Frontline associates handle a constant flow of conversations every day, from checking stock and answering customer questions to coordinating tasks. And most of these exchanges are on traditional voice tools like 2-way radios and paging systems, meaning these exchanges disappear the moment they’re spoken. Hidden inside this voice traffic is incredibly valuable data that, when used to build small language models (SLMs), can power AI tools that truly understand how the store runs and support associates in real time.
Most people are familiar with large language models like ChatGPT, Gemini, or Claude. These systems are trained on massive amounts of data and can answer questions on almost any topic. While powerful, they require heavy computing power and aren’t designed with specific industries in mind.
A small language model is trained on a narrower, domain-specific dataset, which makes it faster, less expensive, and more relevant to the environment it’s built for.
Instead of trying to know everything, a SLM focuses on knowing your business.
Frontline voice traffic captures the interactions that define daily store life. A quick price check, a call for assistance, or a request for stock may seem routine, but together they reveal clear patterns: what customers ask most, where associates need help, and how work moves across the floor.
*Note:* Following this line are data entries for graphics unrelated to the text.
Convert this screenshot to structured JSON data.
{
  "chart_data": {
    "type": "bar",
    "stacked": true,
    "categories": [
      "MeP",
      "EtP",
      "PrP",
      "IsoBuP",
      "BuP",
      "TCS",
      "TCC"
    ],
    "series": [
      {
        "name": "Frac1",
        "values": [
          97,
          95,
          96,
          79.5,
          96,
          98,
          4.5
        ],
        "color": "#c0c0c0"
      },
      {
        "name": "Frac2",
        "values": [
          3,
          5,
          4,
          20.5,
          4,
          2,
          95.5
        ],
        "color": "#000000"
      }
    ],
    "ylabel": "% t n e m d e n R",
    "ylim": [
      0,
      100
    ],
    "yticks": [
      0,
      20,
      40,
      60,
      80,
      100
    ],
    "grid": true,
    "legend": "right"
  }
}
An average retail associate handles over 80 verbal interactions per shift. Multiply that across hundreds of stores and thousands of associates, and you get a powerful dataset representing real operations. That data trains a SLM to respond accurately while learning the retailer’s own language, product references, and workflows. The result is an AI agent that speaks the store’s language and supports associates in real time whether answering questions, guiding processes, or helping operations run more smoothly.
To bring a SLM to life, retailers need reliable ways to capture and organize voice traffic, along with strong data governance to ensure privacy.
SYNQ’s voice AI suite provides that foundation. By capturing, routing, and managing conversations across radios and paging systems, it transforms everyday chatter into structured, actionable data. That data can then fuel a small language model, helping retailers move from using generic AI to building their own specialized tools tailored to the realities of their stores.
Frontline conversations have always been part of running a store, but with the right tools, they can become something more: training data for smarter, faster operations.
By building small language models from voice traffic, retailers unlock efficiency, accuracy, and store-specific intelligence. The next wave of retail AI won’t come from generic platforms. It will grow from the conversations already happening on the sales floor.